In realtà, i numeri raccontano una trasformazione più ampia di quanto suggerisca la comunicazione ufficiale. Dall’azienda sono usciti due co-fondatori, Yuhai “Tony” Wu e Jimmy Ba, insieme ad altri ingegneri, al punto che oggi restano solo sei dei dodici membri del team originale. Le uscite sono arrivate a pochi giorni dall’annuncio dell’acquisizione di xAI da parte di SpaceX, operazione che ha cambiato gli equilibri interni della società.
La ristrutturazione, quindi, appare legata a un riposizionamento strategico dell’azienda nel settore dell’intelligenza artificiale, con l’obiettivo di velocizzare lo sviluppo dei modelli e rafforzare l’integrazione con le altre attività di Musk.
Orari intensi e nuove assunzioni, la strategia di Musk per xAI
Tra le testimonianze emerse negli ultimi giorni, ha fatto discutere quella dell’ingegnere Vahid Kazemi, che ha lasciato l’azienda poco prima dell’annuncio della fusione.

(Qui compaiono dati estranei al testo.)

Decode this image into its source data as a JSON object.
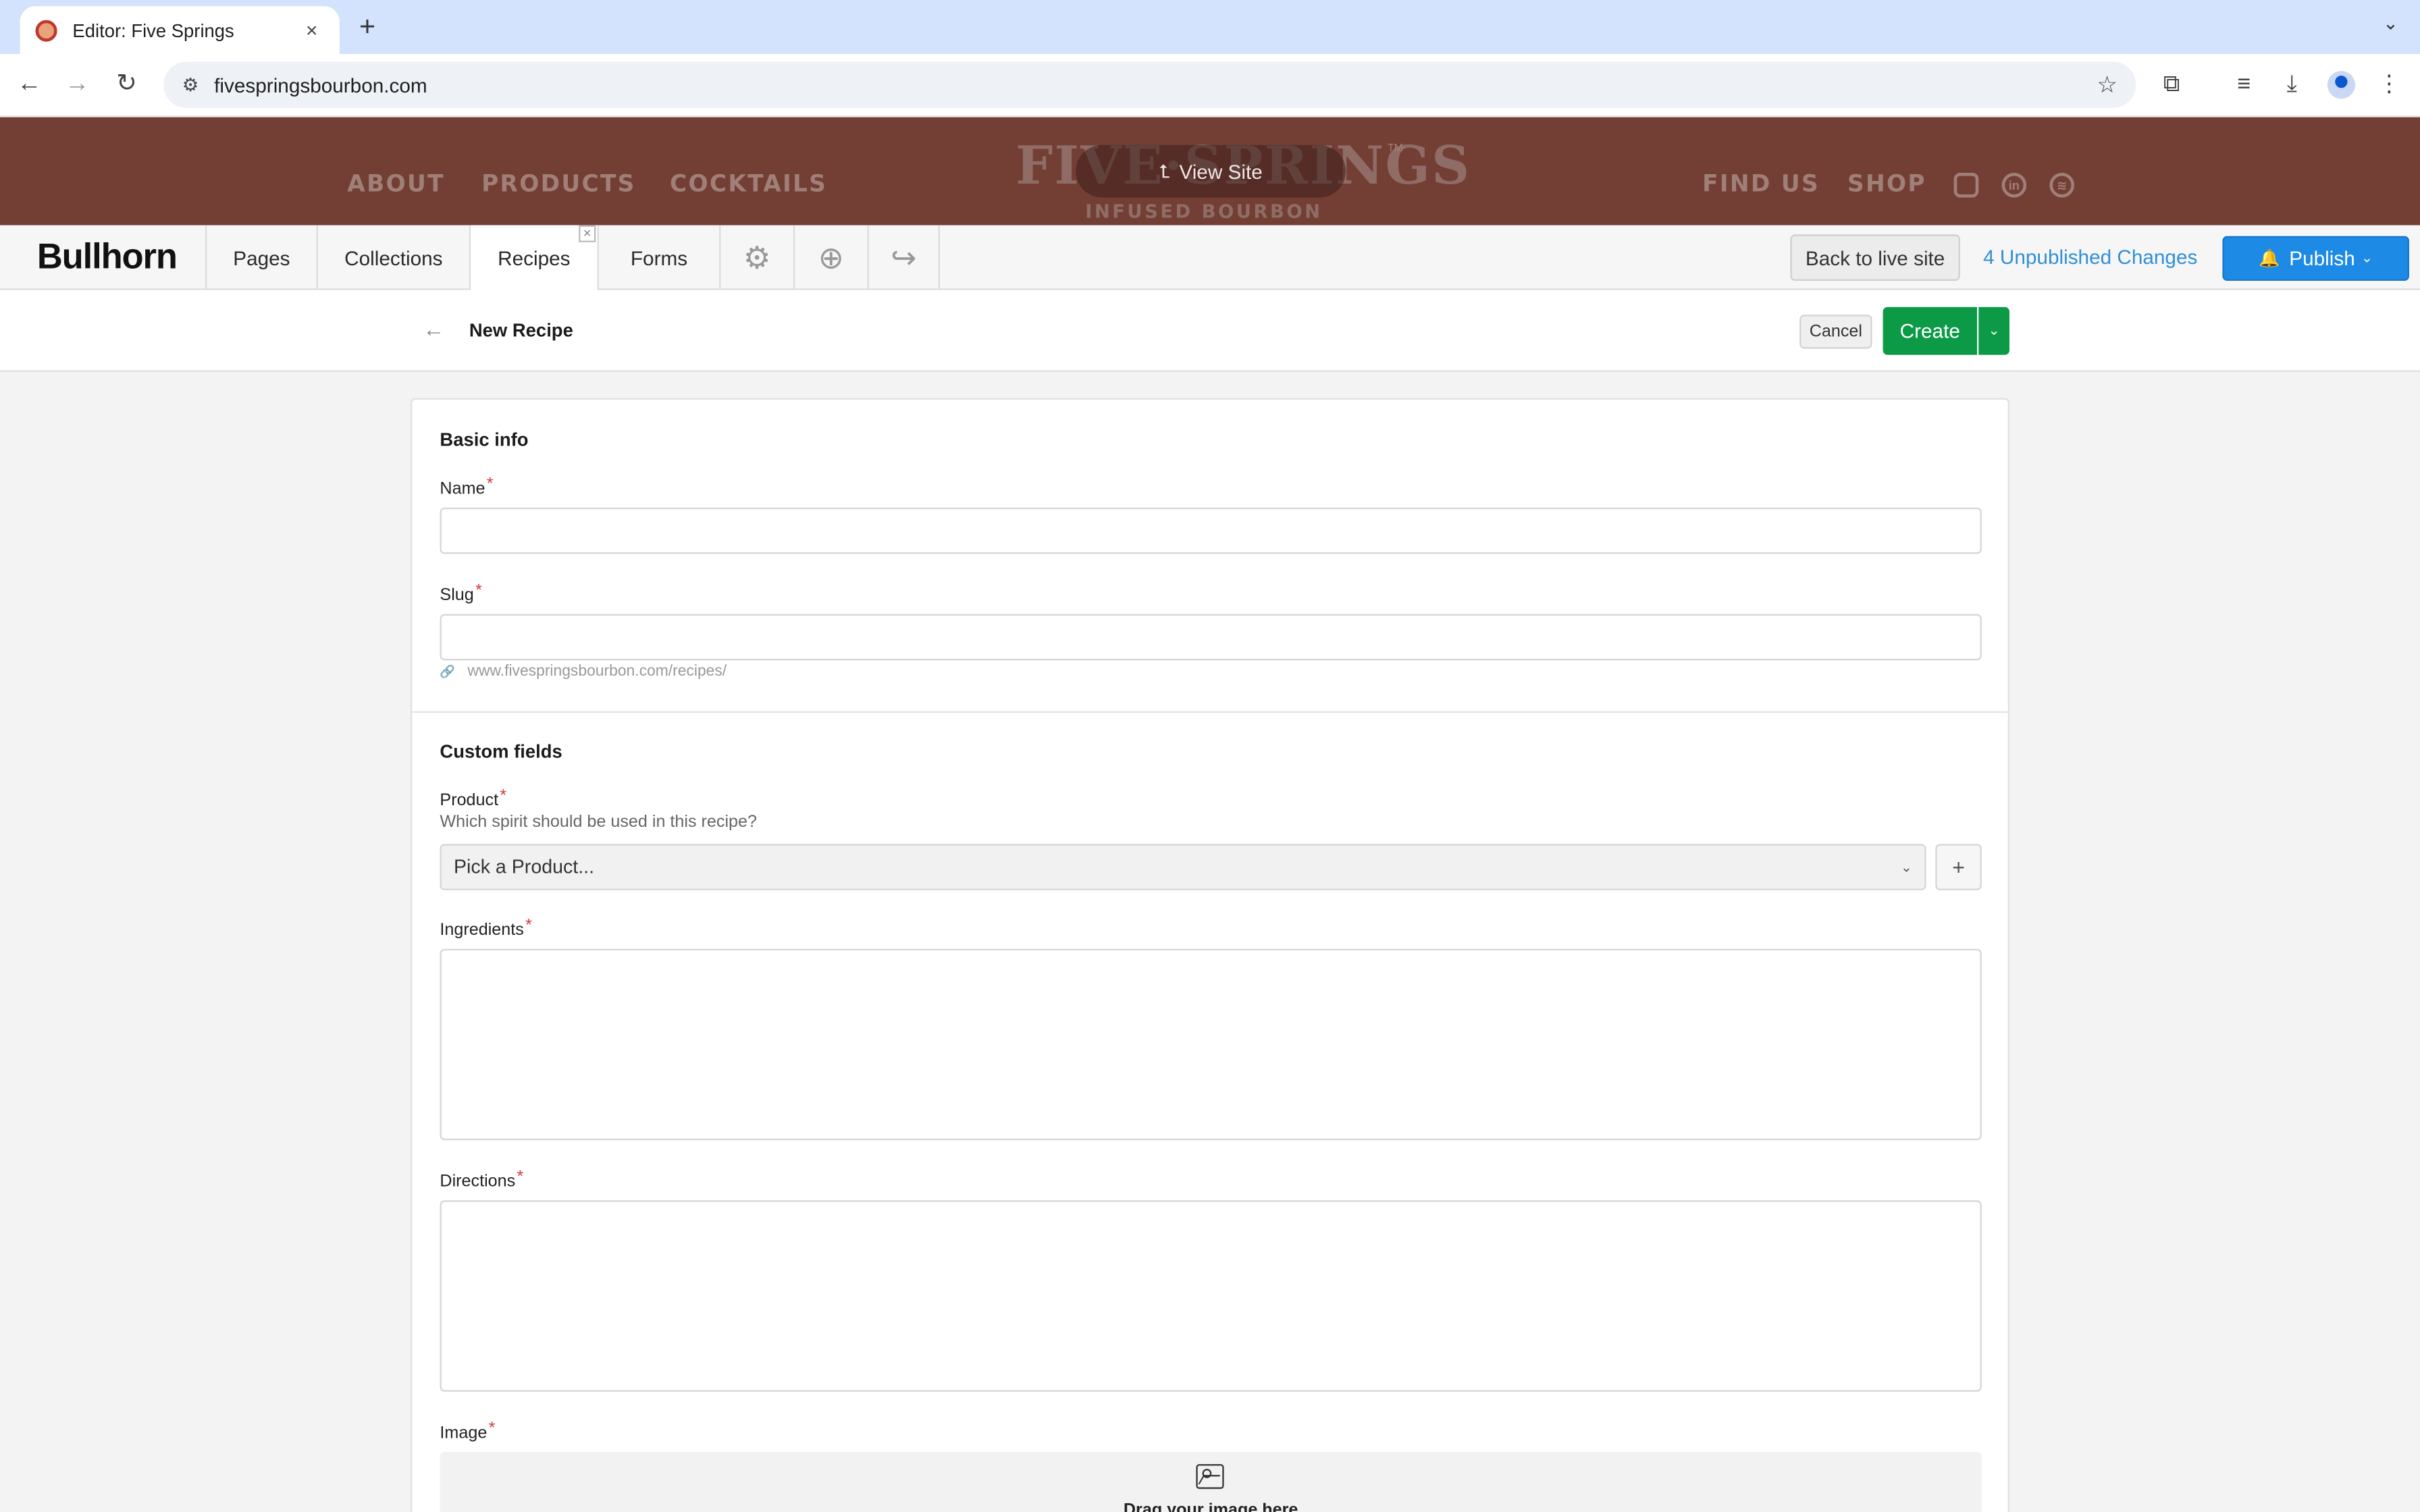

In un’intervista l’uomo ha parlato di ritmi di lavoro molto intensi, con giornate di circa 12 ore e una disponibilità richiesta anche nei weekend e durante le festività.

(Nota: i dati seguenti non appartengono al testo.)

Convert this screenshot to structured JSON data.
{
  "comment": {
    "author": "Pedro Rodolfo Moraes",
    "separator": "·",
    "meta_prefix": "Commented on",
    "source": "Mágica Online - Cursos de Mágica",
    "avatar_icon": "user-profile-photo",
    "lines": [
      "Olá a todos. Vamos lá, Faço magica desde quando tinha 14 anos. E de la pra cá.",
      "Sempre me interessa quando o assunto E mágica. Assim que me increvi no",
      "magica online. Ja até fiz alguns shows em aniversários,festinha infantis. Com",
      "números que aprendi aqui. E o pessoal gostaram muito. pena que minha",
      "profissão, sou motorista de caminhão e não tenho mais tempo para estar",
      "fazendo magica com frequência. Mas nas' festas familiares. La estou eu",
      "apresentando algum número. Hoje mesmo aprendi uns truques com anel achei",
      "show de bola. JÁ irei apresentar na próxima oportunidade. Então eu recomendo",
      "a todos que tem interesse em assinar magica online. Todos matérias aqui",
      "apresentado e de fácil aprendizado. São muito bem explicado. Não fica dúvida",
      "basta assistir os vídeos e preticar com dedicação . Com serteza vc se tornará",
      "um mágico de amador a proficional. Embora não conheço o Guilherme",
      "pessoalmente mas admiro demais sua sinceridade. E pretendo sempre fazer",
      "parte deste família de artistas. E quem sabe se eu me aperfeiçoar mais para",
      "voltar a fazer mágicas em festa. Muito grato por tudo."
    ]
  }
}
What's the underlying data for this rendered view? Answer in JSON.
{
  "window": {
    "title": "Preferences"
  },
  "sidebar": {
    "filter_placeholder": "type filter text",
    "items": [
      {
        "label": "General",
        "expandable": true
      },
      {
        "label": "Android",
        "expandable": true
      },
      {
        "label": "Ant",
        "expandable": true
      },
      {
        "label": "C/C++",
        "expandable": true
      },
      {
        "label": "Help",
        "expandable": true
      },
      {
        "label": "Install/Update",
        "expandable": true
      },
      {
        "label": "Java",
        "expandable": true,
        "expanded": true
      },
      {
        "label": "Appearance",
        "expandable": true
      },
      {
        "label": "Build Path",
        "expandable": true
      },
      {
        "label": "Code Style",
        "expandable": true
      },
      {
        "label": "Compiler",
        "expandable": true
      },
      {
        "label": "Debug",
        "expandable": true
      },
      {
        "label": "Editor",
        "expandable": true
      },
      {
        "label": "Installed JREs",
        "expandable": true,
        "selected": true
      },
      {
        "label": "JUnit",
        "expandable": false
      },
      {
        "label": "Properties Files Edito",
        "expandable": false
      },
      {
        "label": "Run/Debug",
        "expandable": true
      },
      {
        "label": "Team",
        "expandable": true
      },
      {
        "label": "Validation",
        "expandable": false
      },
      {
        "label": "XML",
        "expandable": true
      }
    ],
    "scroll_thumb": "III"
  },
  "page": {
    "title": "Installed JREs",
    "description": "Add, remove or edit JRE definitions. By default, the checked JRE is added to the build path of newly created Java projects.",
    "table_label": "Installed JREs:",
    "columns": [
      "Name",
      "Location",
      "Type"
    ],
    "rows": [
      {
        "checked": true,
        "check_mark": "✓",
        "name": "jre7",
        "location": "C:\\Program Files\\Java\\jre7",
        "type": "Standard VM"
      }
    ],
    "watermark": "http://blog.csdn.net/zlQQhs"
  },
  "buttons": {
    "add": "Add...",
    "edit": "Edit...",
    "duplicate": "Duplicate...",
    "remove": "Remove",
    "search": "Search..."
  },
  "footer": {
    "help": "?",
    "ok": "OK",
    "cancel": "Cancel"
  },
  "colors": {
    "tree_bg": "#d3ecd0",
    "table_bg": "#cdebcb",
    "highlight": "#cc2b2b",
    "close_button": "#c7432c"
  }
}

Kazemi ha anche sottolineato come molti laboratori di intelligenza artificiale stiano lavorando su obiettivi simili, riducendo l’originalità dei progetti. Secondo lui però la principale difficoltà resta la pressione operativa e il carico di lavoro richiesto ai dipendenti.
Nonostante le uscite, Musk ha concluso il suo intervento con un messaggio chiaro. L’imprenditore ha dichiarato che xAI sta assumendo in modo massiccio. L’azienda punta quindi a sostituire rapidamente le figure in uscita e a costruire un team ancora più ampio, in linea con la strategia di espansione nel settore dell’intelligenza artificiale.